← All writing

Origin

How this started

Summer 2025. I’d been using Claude Code daily for about five months, building things faster than I ever thought possible. I can’t remember exactly what triggered it — maybe boredom, maybe a YouTube video about running Llama 70B locally — a thought kept creeping in, what if I owned the model instead of renting it?

I pulled the trigger and bought my first RTX 6000 Pro. The system itself was an Intel consumer flagship build — 128GB of RAM, an Asus ProArt motherboard with two x16 slots. The parts arrived, I assembled them, and I plugged in the card.

I got Llama 70B running, played with it for a while, and then… didn’t really use it. I read a lot, experimented with smaller projects, but no real use case clicked. It sat there.

What followed was short period of quiet, buyers remorse, regret. I had dropped €9,000 on what was, viewed cynically, just a gamer card with extra memory. I knew the memory was the entire point — that it was the key to unlocking the AI world — but knowing that didn’t lessen the sting of the receipt sitting in my inbox.

Regardless, it didn’t stop me. I kept going and kept tinkering.

Things shifted more at the end of 2025. Everything I’d touched this far culminated with a more serious project: an agentic, multi-turn RAG system that indexed 100GB of Estonian legal text with embeddings. Agents could query and cross-reference the corpus, hit public services like the property registry and court records, and synthesize answers to real legal questions. It worked. Building and serving that system finally put my single GPU to real work, and taught me how the whole stack fit together.
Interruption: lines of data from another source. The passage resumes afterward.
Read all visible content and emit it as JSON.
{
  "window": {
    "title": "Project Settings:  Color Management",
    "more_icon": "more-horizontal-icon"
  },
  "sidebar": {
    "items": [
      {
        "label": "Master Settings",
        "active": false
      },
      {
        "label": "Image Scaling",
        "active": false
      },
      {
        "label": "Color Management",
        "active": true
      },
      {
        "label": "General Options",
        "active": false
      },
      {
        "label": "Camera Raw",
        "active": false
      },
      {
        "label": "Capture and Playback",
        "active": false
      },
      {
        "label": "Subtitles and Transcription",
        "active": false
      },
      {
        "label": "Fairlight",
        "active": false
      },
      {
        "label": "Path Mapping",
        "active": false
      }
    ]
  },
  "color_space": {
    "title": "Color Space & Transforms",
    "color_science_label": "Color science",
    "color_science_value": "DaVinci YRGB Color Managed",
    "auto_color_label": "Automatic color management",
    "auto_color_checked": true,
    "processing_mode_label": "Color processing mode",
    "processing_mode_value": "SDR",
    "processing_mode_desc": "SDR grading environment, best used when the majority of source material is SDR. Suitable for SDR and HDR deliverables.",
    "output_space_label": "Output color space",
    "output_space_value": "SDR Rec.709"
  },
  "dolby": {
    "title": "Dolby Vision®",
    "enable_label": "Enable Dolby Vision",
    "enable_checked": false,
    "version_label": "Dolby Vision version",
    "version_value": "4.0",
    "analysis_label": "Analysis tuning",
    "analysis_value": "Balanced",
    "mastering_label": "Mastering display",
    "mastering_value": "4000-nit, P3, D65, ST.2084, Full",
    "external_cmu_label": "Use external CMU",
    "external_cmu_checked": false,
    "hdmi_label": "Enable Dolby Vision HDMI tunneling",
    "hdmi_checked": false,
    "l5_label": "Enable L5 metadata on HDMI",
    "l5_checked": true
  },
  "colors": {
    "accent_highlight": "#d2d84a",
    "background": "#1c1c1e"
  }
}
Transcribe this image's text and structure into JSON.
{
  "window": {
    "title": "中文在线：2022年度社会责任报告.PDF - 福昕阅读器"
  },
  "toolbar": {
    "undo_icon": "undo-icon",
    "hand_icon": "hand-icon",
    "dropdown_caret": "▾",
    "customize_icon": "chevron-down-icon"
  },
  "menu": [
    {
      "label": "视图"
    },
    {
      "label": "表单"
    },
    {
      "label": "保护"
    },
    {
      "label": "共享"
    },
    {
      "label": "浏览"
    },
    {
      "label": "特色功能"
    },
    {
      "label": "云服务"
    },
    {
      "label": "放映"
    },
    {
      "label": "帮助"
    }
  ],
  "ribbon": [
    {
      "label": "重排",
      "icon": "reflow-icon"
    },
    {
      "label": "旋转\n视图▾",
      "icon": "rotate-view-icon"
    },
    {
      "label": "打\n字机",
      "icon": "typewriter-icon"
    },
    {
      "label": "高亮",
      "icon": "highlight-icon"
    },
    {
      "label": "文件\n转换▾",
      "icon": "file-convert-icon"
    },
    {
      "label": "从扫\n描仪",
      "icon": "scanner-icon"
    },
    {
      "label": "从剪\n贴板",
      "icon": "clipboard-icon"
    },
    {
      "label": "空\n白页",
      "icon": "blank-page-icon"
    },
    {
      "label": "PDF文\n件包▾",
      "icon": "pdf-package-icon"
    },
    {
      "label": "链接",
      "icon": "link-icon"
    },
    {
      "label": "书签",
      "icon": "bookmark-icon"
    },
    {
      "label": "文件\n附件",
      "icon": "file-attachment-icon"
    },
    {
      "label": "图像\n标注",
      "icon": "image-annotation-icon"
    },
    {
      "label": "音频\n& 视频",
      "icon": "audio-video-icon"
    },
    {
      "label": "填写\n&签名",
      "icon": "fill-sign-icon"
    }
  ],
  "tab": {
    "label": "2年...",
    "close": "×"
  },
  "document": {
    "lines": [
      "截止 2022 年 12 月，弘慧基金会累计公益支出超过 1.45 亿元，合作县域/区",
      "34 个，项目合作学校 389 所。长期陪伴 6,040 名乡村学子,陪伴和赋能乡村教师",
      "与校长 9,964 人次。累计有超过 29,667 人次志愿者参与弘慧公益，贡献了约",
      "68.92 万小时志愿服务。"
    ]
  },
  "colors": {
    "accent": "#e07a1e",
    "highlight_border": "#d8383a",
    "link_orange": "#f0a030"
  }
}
But there was a problem. Every interaction cost real money. The heavy lifting relied on the Anthropic API, and I quickly burned through €2,000 just on testing and debugging.

That project was the wake-up call. It showed me exactly what these systems can do when you build them properly — and exactly what they cost when you don’t own the infrastructure. Suddenly, the decision wasn’t difficult anymore.

In December 2025, I said eff it and bought my second RTX 6000 Pro. The goal was to localize the entire build of my project and stop bleeding cash on API calls.

Limited understanding, limited capability to imagine what’s possible — the only way to find out is to arrive.

Today is June 1st, 2026. I’m now running four RTX 6000 Pro cards — 384GB of Blackwell VRAM in one box. The early regret? Poof, long gone. If I had the means, I’d build a second identical system and cluster them together.